As in smaller schemes in the U.S. and European Union, the government would cap the country's emissions at a level allowable under Kyoto, and then distribute tradeable credits to businesses and farmers. Low emitters could sell excess credits, while high emitters could buy credits to cover their "extra" emissions. Under Kyoto, New Zealand committed to reduce its emissions to 1990 levels, in effect a 30% reduction from expected emissions in 2012.
Meeting those targets will be hard. New Zealand already uses a wide range of hydropower and renewable energy to cut carbon dioxide use. For the agricultural gases, new kinds of fertilizers might help, but only to a point. For the rest of the cuts, farmers will have to persuade cows and sheep to emit less – or have fewer cows and sheep.
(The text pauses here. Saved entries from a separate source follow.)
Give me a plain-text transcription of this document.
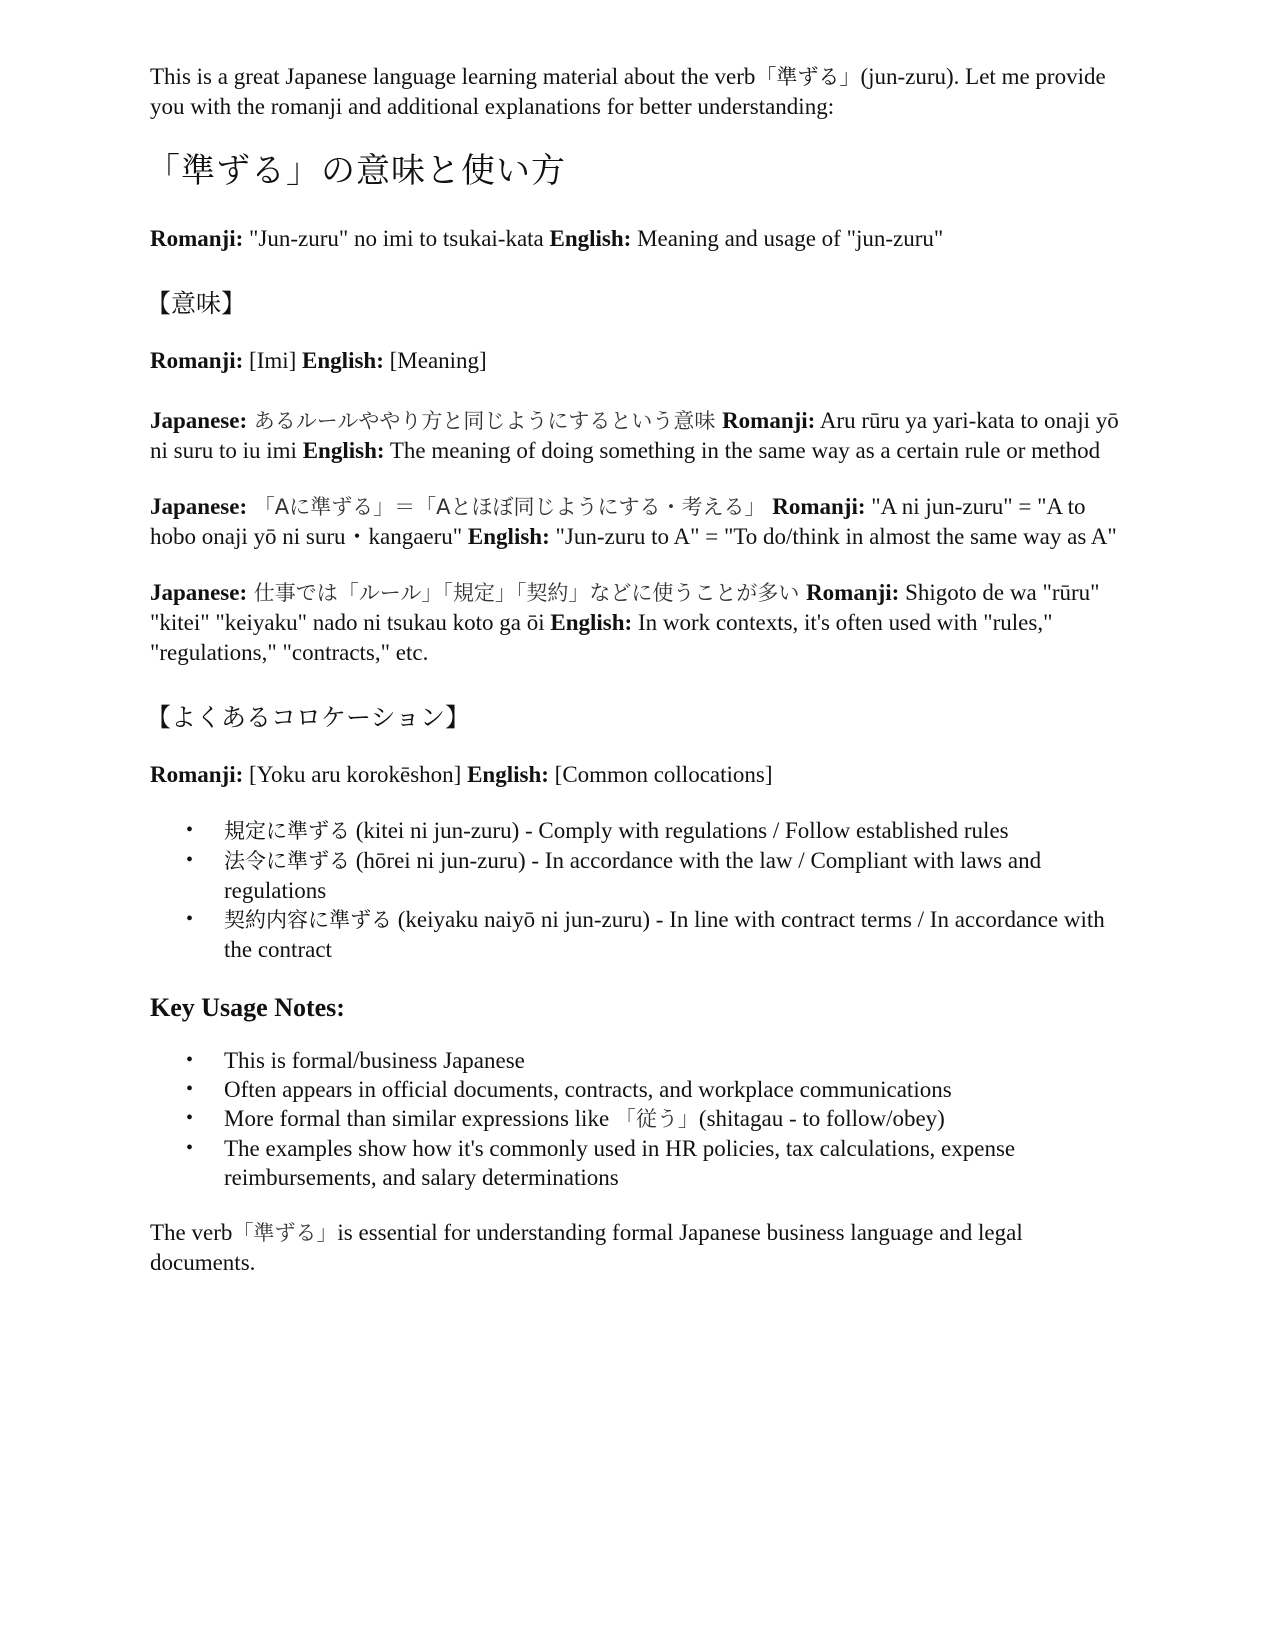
This is a great Japanese language learning material about the verb「準ずる」(jun-zuru). Let me provide you with the romanji and additional explanations for better understanding:

「準ずる」の意味と使い方

Romanji: "Jun-zuru" no imi to tsukai-kata English: Meaning and usage of "jun-zuru"

【意味】

Romanji: [Imi] English: [Meaning]

Japanese: あるルールややり方と同じようにするという意味 Romanji: Aru rūru ya yari-kata to onaji yō ni suru to iu imi English: The meaning of doing something in the same way as a certain rule or method

Japanese: 「Aに準ずる」＝「Aとほぼ同じようにする・考える」 Romanji: "A ni jun-zuru" = "A to hobo onaji yō ni suru・kangaeru" English: "Jun-zuru to A" = "To do/think in almost the same way as A"

Japanese: 仕事では「ルール」「規定」「契約」などに使うことが多い Romanji: Shigoto de wa "rūru" "kitei" "keiyaku" nado ni tsukau koto ga ōi English: In work contexts, it's often used with "rules," "regulations," "contracts," etc.

【よくあるコロケーション】

Romanji: [Yoku aru korokēshon] English: [Common collocations]

• 規定に準ずる (kitei ni jun-zuru) - Comply with regulations / Follow established rules
• 法令に準ずる (hōrei ni jun-zuru) - In accordance with the law / Compliant with laws and regulations
• 契約内容に準ずる (keiyaku naiyō ni jun-zuru) - In line with contract terms / In accordance with the contract
Key Usage Notes:
• This is formal/business Japanese
• Often appears in official documents, contracts, and workplace communications
• More formal than similar expressions like 「従う」(shitagau - to follow/obey)
• The examples show how it's commonly used in HR policies, tax calculations, expense reimbursements, and salary determinations

The verb「準ずる」is essential for understanding formal Japanese business language and legal documents.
The cost, for farmers and industry alike, is likely to be prohibitive. The New Zealand Institute of Economic Research, an independent consulting firm, recently estimated that the government's plan would result in 22,000 job losses by 2012, or 1% of today's employment. That translates into NZ$4.6 billion ($3.6 billion) annually in lost GDP, or a NZ$3,000 cut in each household's annual spending.
This analysis assumes that as greenhouse gas fees make Kiwi industry less competitive globally, businesses and jobs will move overseas. The government disputes this conclusion, mainly because its own analyses assume New Zealanders will be willing to take lower wages. That's debateable, to say the least.
That aside, give the Kiwis credit for honesty. Having signed up for Kyoto, they're actually talking about shouldering the costs of meeting their commitments. Whether or not they end up regretting it, other countries will now have a chance to see what the anticarbon crusade does to an economy.